How do I calculate the values of the control points for an uniform cubic B
spline surface?

I want to interpolate the following 3 scattered data points:
(80.9,58.5,48.0),(35.0,89.6,82.3),(74.7,17.4,85.9) by an uniform cubic B
spline surface on the following control lattice, $ \phi $:
In this figure the data points (blue) have been normalized to [0,1]: $ x_n
= (x-xmin)/(xmax-xmin) $
The B spline interpolator becomes:
$ z(x,y) = \Sigma_{i=-1}^2\Sigma_{j=-1}^2B_{i+1}(x_n)B_{j+1}(y_n)\phi_{i,j} $
where
$ B_0 (t)=(1-t^3)/6 $
$ B_1 (t)=(3t^3-6t^2+4)/6 $
$ B_2 (t)=(-3t^3+3t^2+3t+1)/6 $
$ B_3 (t)=t^3/6 $
How do I calculate the values of the control points $ \phi_{i,j} $?
Introducing:
$ \vec{z} = [z_{0,0},z_{0,1},...,z_{3,3}]^T $,
$ A_i = [B_0(x_i)B_0(y_i), B_0(x_i)B_1(y_i), ..., B_3(x_i)B_3(y_i)] $,
$ A=[A_1^T, A_2^T, A_3^T]^T $,
$ \vec{\phi} = [\phi_{0,0},\phi_{0,1},...,\phi_{3,3}]^T $
The interpolation can be written as a matrix equation:
$ \vec{z} = A\vec{\phi} $
I can then find a Least Square Error solution to this equation.
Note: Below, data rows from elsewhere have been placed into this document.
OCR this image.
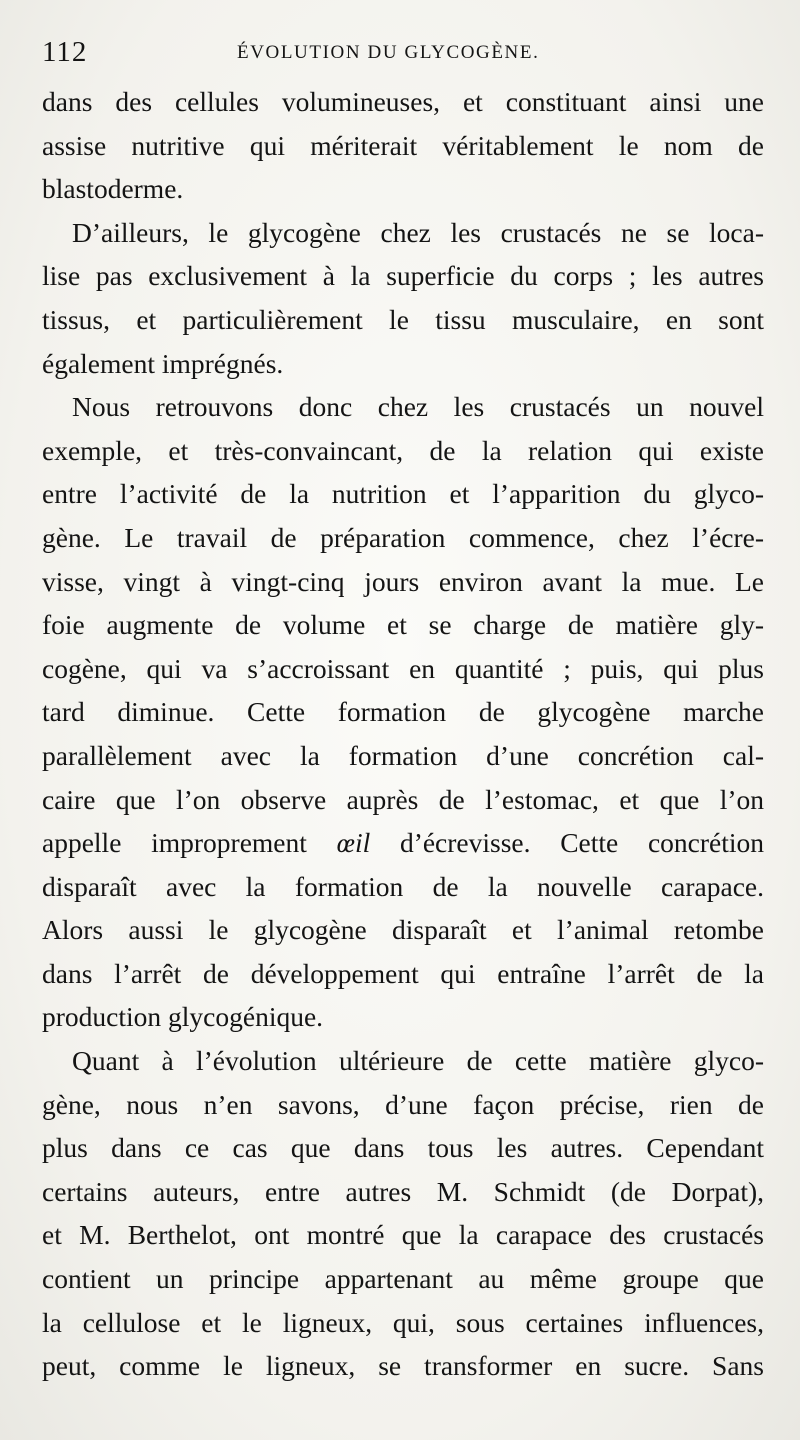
112	ÉVOLUTION DU GLYCOGÈNE.
dans des cellules volumineuses, et constituant ainsi une
assise nutritive qui mériterait véritablement le nom de
blastoderme.
D’ailleurs, le glycogène chez les crustacés ne se loca-
lise pas exclusivement à la superficie du corps ; les autres
tissus, et particulièrement le tissu musculaire, en sont
également imprégnés.
Nous retrouvons donc chez les crustacés un nouvel
exemple, et très-convaincant, de la relation qui existe
entre l’activité de la nutrition et l’apparition du glyco-
gène. Le travail de préparation commence, chez l’écre-
visse, vingt à vingt-cinq jours environ avant la mue. Le
foie augmente de volume et se charge de matière gly-
cogène, qui va s’accroissant en quantité ; puis, qui plus
tard diminue. Cette formation de glycogène marche
parallèlement avec la formation d’une concrétion cal-
caire que l’on observe auprès de l’estomac, et que l’on
appelle improprement œil d’écrevisse. Cette concrétion
disparaît avec la formation de la nouvelle carapace.
Alors aussi le glycogène disparaît et l’animal retombe
dans l’arrêt de développement qui entraîne l’arrêt de la
production glycogénique.
Quant à l’évolution ultérieure de cette matière glyco-
gène, nous n’en savons, d’une façon précise, rien de
plus dans ce cas que dans tous les autres. Cependant
certains auteurs, entre autres M. Schmidt (de Dorpat),
et M. Berthelot, ont montré que la carapace des crustacés
contient un principe appartenant au même groupe que
la cellulose et le ligneux, qui, sous certaines influences,
peut, comme le ligneux, se transformer en sucre. Sans
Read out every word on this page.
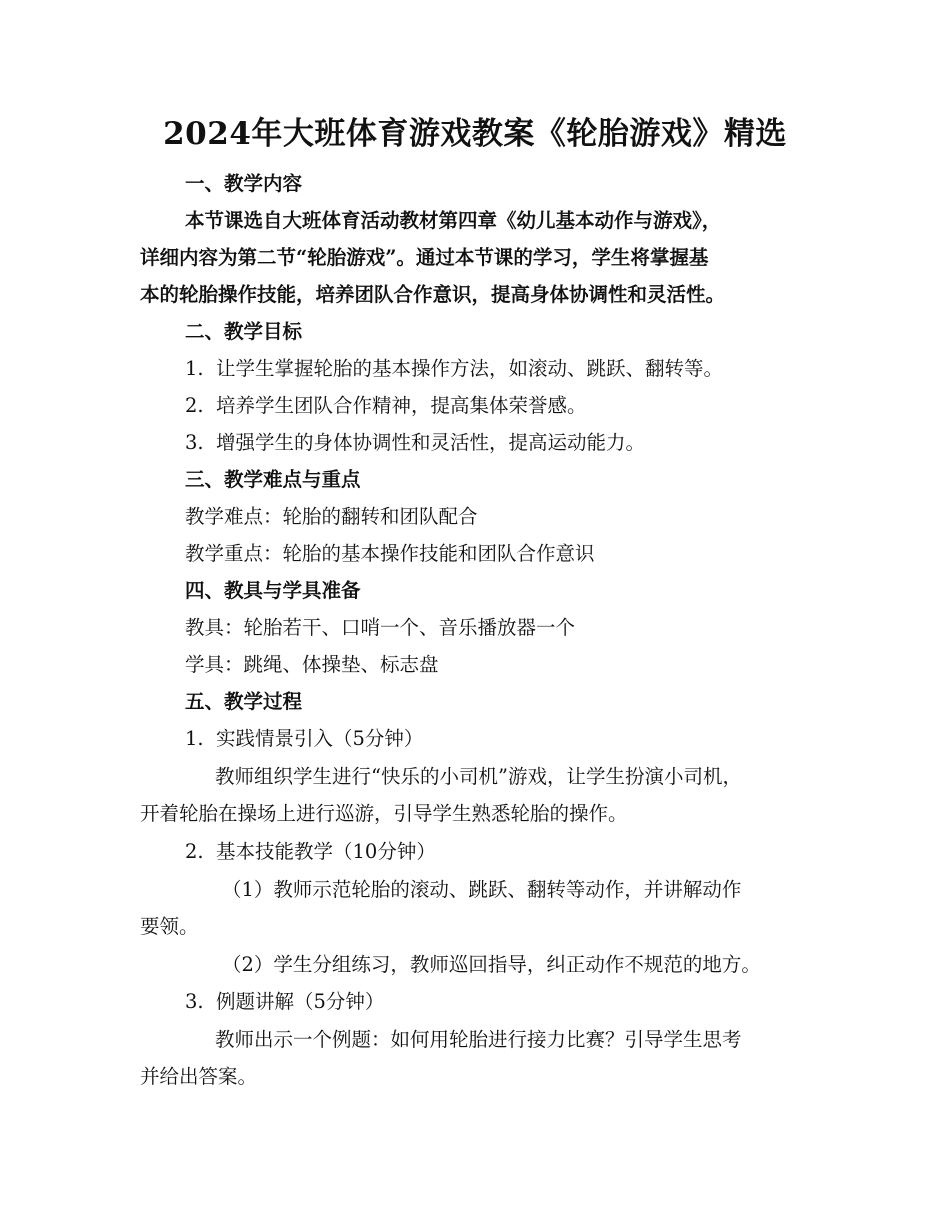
2024年大班体育游戏教案《轮胎游戏》精选
一、教学内容
本节课选自大班体育活动教材第四章《幼儿基本动作与游戏》，
详细内容为第二节“轮胎游戏”。通过本节课的学习，学生将掌握基
本的轮胎操作技能，培养团队合作意识，提高身体协调性和灵活性。
二、教学目标
1. 让学生掌握轮胎的基本操作方法，如滚动、跳跃、翻转等。
2. 培养学生团队合作精神，提高集体荣誉感。
3. 增强学生的身体协调性和灵活性，提高运动能力。
三、教学难点与重点
教学难点：轮胎的翻转和团队配合
教学重点：轮胎的基本操作技能和团队合作意识
四、教具与学具准备
教具：轮胎若干、口哨一个、音乐播放器一个
学具：跳绳、体操垫、标志盘
五、教学过程
1. 实践情景引入（5分钟）
教师组织学生进行“快乐的小司机”游戏，让学生扮演小司机，
开着轮胎在操场上进行巡游，引导学生熟悉轮胎的操作。
2. 基本技能教学（10分钟）
（1）教师示范轮胎的滚动、跳跃、翻转等动作，并讲解动作
要领。
（2）学生分组练习，教师巡回指导，纠正动作不规范的地方。
3. 例题讲解（5分钟）
教师出示一个例题：如何用轮胎进行接力比赛？引导学生思考
并给出答案。
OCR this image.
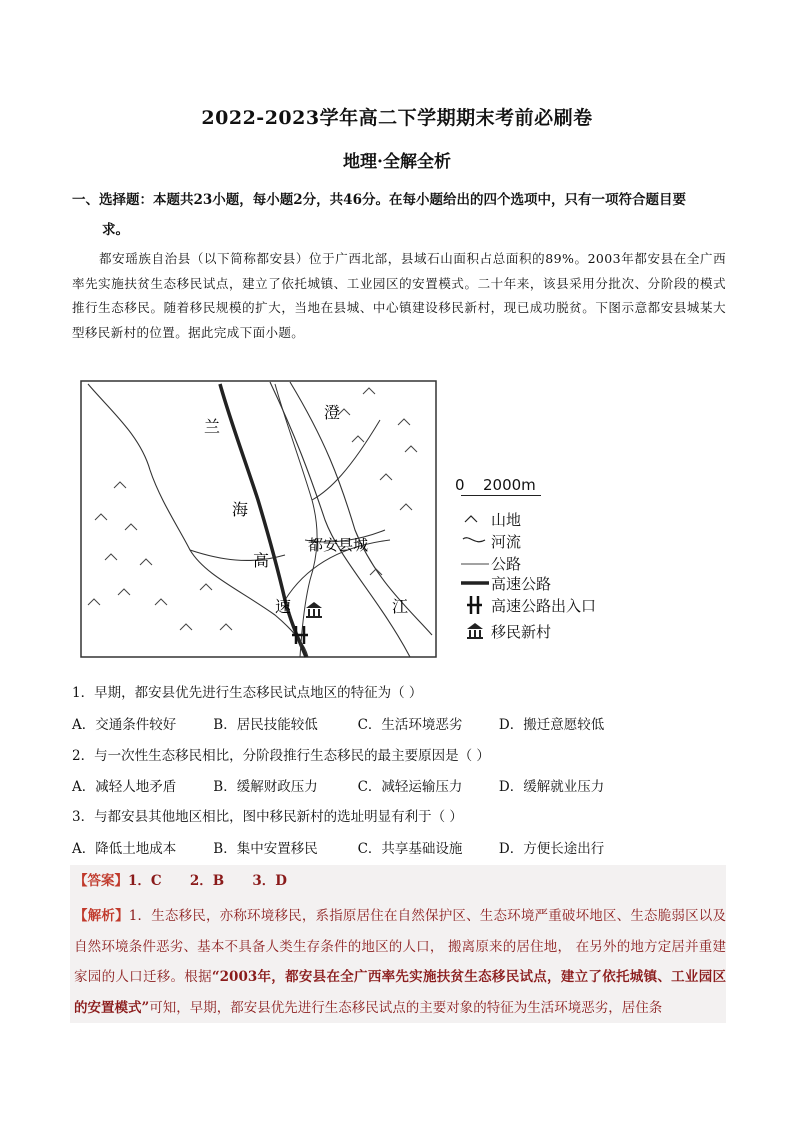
2022-2023学年高二下学期期末考前必刷卷
地理·全解全析
一、选择题：本题共23小题，每小题2分，共46分。在每小题给出的四个选项中，只有一项符合题目要
求。
都安瑶族自治县（以下简称都安县）位于广西北部，县域石山面积占总面积的89%。2003年都安县在全广西率先实施扶贫生态移民试点，建立了依托城镇、工业园区的安置模式。二十年来，该县采用分批次、分阶段的模式推行生态移民。随着移民规模的扩大，当地在县城、中心镇建设移民新村，现已成功脱贫。下图示意都安县城某大型移民新村的位置。据此完成下面小题。
兰
海
高
速
澄
江
都安县城
0 2000m
山地
河流
公路
高速公路
高速公路出入口
移民新村
1．早期，都安县优先进行生态移民试点地区的特征为（ ）
A．交通条件较好	B．居民技能较低	C．生活环境恶劣	D．搬迁意愿较低
2．与一次性生态移民相比，分阶段推行生态移民的最主要原因是（ ）
A．减轻人地矛盾	B．缓解财政压力	C．减轻运输压力	D．缓解就业压力
3．与都安县其他地区相比，图中移民新村的选址明显有利于（ ）
A．降低土地成本	B．集中安置移民	C．共享基础设施	D．方便长途出行
【答案】1．C      2．B      3．D
【解析】1．生态移民，亦称环境移民，系指原居住在自然保护区、生态环境严重破坏地区、生态脆弱区以及自然环境条件恶劣、基本不具备人类生存条件的地区的人口， 搬离原来的居住地， 在另外的地方定居并重建家园的人口迁移。根据“2003年，都安县在全广西率先实施扶贫生态移民试点，建立了依托城镇、工业园区的安置模式”可知，早期，都安县优先进行生态移民试点的主要对象的特征为生活环境恶劣，居住条
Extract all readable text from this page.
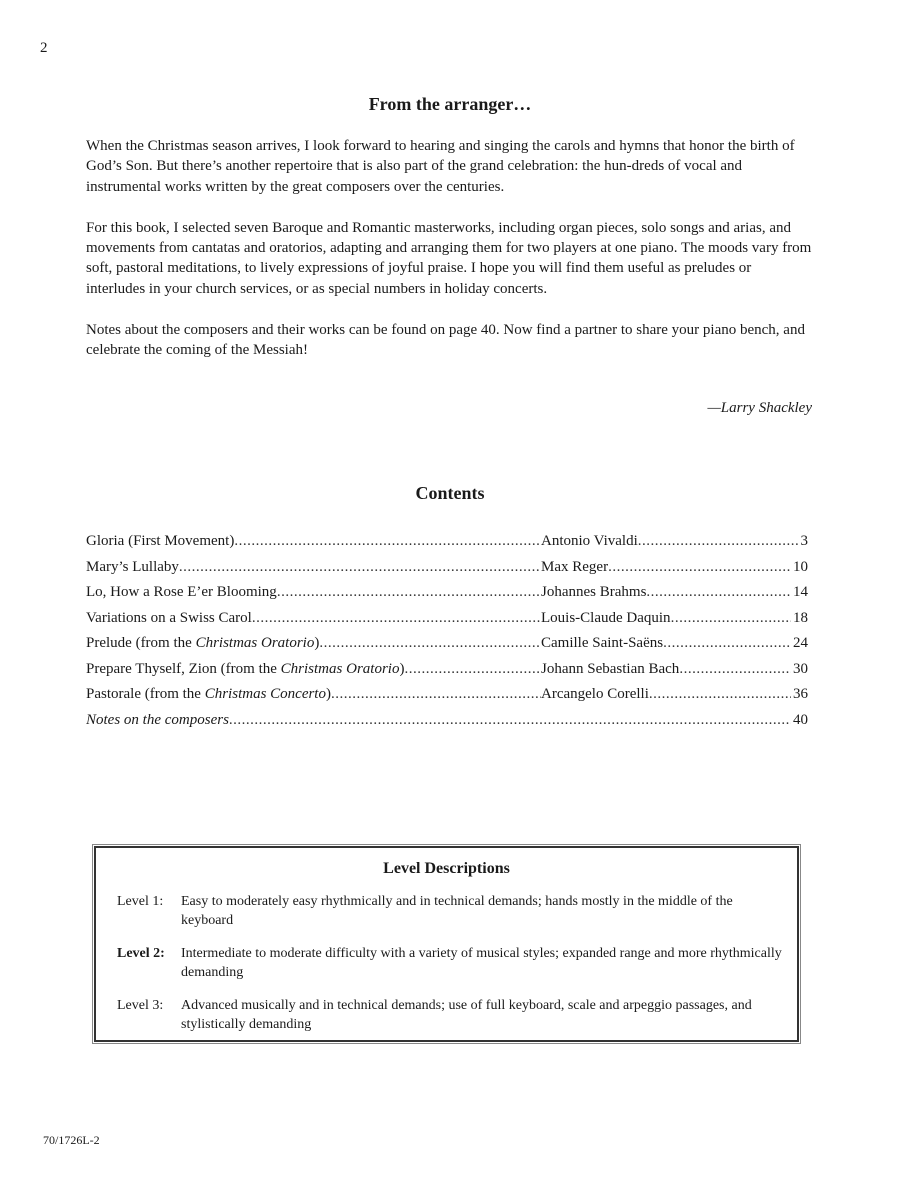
2
From the arranger…

When the Christmas season arrives, I look forward to hearing and singing the carols and hymns that honor the birth of God’s Son. But there’s another repertoire that is also part of the grand celebration: the hun-dreds of vocal and instrumental works written by the great composers over the centuries.

For this book, I selected seven Baroque and Romantic masterworks, including organ pieces, solo songs and arias, and movements from cantatas and oratorios, adapting and arranging them for two players at one piano. The moods vary from soft, pastoral meditations, to lively expressions of joyful praise. I hope you will find them useful as preludes or interludes in your church services, or as special numbers in holiday concerts.

Notes about the composers and their works can be found on page 40. Now find a partner to share your piano bench, and celebrate the coming of the Messiah!

—Larry Shackley
Contents
Gloria (First Movement) .....	Antonio Vivaldi .....	3
Mary’s Lullaby .....	Max Reger .....	10
Lo, How a Rose E’er Blooming .....	Johannes Brahms .....	14
Variations on a Swiss Carol .....	Louis-Claude Daquin .....	18
Prelude (from the Christmas Oratorio) .....	Camille Saint-Saëns .....	24
Prepare Thyself, Zion (from the Christmas Oratorio) .....	Johann Sebastian Bach .....	30
Pastorale (from the Christmas Concerto) .....	Arcangelo Corelli .....	36
Notes on the composers .....	40
Level Descriptions
Level 1:	Easy to moderately easy rhythmically and in technical demands; hands mostly in the middle of the keyboard
Level 2:	Intermediate to moderate difficulty with a variety of musical styles; expanded range and more rhythmically demanding
Level 3:	Advanced musically and in technical demands; use of full keyboard, scale and arpeggio passages, and stylistically demanding
70/1726L-2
Doing this in Matlab and sampling the resulting interpolator gives the
following result:
The interpolator goes exactly trough the data points (black) but the
extrapolation in the lower left corner seems bad.
What is causing this problem?
I would guess the matrix equation is underdetermined (3 equations and 16
unknowns). Is there some easy way I can regularize it so that the
interpolator gives me a more planar solution?